For reference, about 12% of all tokens in the multilingual-e5
tokenizer have at least one cased letter, and about 25% of tokens in the modernbert
tokenizer are cased. So throwing out these tokens would be pretty wasteful. Hence, decasing!
The actual decasing
The decasing procedure is really simple: we open the tokenizer internals and lowercase all internal tokens. If the tokenizer is a BPE tokenizer, you should also lowercase the merges, and create new merges for new tokens that need them. Don’t lowercase any special tokens. For any token, if the lowercase version already exists, replace the cased one with an anonymous placeholder.

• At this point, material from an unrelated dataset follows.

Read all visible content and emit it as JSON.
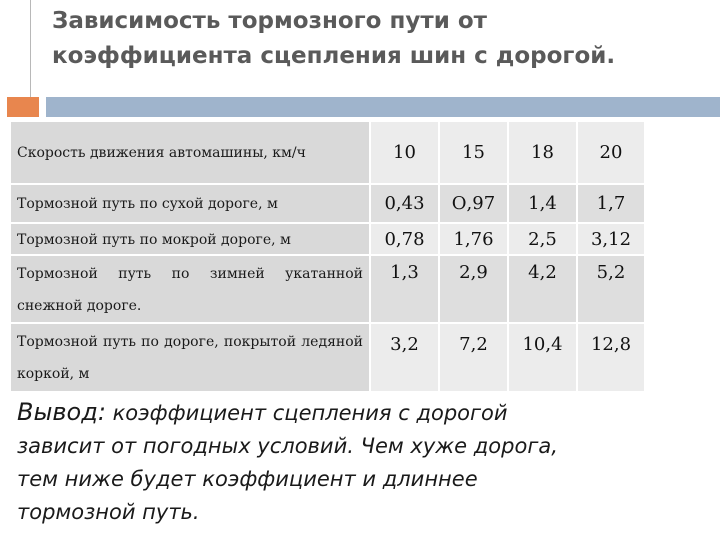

Then, insert a lowercasing Normalizer, which lowercases all input strings.
And that’s it! Now your tokenizer will use 100% of the vocabulary. For example:
from tokenizers import Tokenizer
tok = Tokenizer.from_pretrained("multilingual-e5-base_uncased")

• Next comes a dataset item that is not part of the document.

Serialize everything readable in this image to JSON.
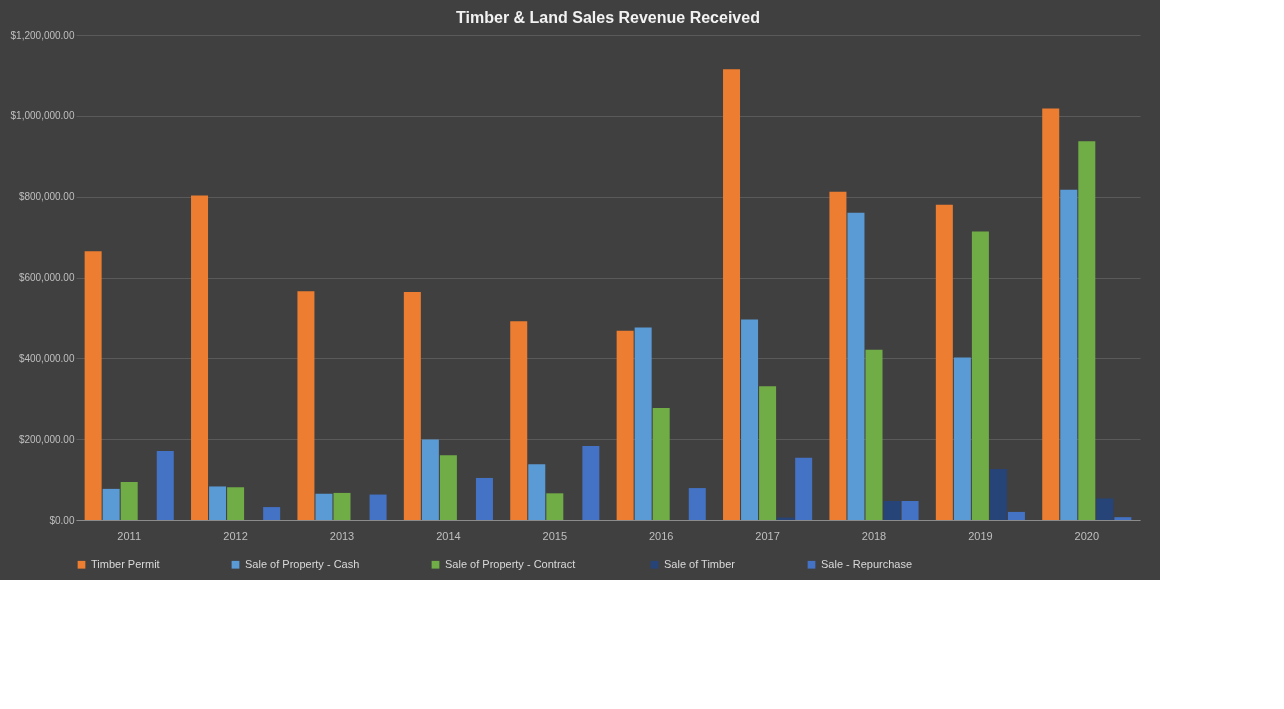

print(tok.encode("Amsterdam", add_special_tokens=False).tokens)
# ['▁amsterdam']
print(tok.encode("amsterdam", add_special_tokens=False).tokens)
# ['▁amsterdam']
(Note that while this sounds really simple, it’s actually pretty annoying, and took me a lot of thinky to get right)
You can find the code here. This code is simple, it exposes a simple function that decases your tokenizer. Use it and conquer all tokens.
How well does this work?
Using the above code, I ran some preliminary experiments with two models:
I used nanobeir
and the English Clustering
subset of the Massive Text Embedding Benchmark (MTEB). I used these subsets specifically because they test the inherent similarity learned by the models in a large variety of domains.
Nanobeir results
The scores are NDCG@10, averaged over all datasets.
Modernbert | e5 | |
---|---|---|
Original | 57.68 | 55.4 |
Lowered | 56.01 | 56.2 |
Decased | 56.13 | 56.5 |
In all cases, the decased version outperformed the lowercased one, but with very small margins. So if your users prefer lowercased input, decasing seems to beat lowercasing. But there’s not a lot of reason to prefer this over the cased version. An interesting alternate reading, however, is that this actually is working quite well out of the box: lowercasing changes the distribution of tokens, so a performance drop is to be expected. That this drop is so small might be a good sign for further fine-tuning.
Clustering results
The scores here are the V-measure.
Modernbert | e5 | |
---|---|---|
Original | 50.8 | 43.1 |
Lowered | 50.0 | 43.8 |
Decased | 50.0 | 42.7 |
Strangely, the clustering results show a different pattern. For Modernbert, decasing does not seem to help at all. For e5, the pattern is even weirder: lowercasing outperforms the original cased model, but decasing is worse than either. A closer look at the results shows that this result is entirely caused by a single dataset, on which lowercasing improves scores by a whopping 20 points (!). Leaving out this dataset shows the same pattern as before.
Discussion
While the differences are very small, we can often see an increase in performance when decasing compared to naively lowercasing. So we can conclude that if your task, user or domain does not care about casing, it can pay off to decase instead of naively lowercasing. Decasing and lowercasing are not always beneficial, however, compared to using the cased model, and depends on the specific model, task, and dataset. But, luckily for us, it is very cheap to try both.
Future work
There’s many other ways to improve performance of tokenizers, including:
- Finetuning after decasing
- Switching to another tokenizer model during inference (see: Greedy tokenization paper)
- Improving the pretokenizer to return appropriate tokens after punctuation.
- Removing the prefix space if a byte pretokenizer is used.
In the coming weeks, I’ll be tackling some of these topics. I think there’s a lot of leverage in improving tokenizers, so I hope some of these manipulations will show better peformance than the one I just showed you.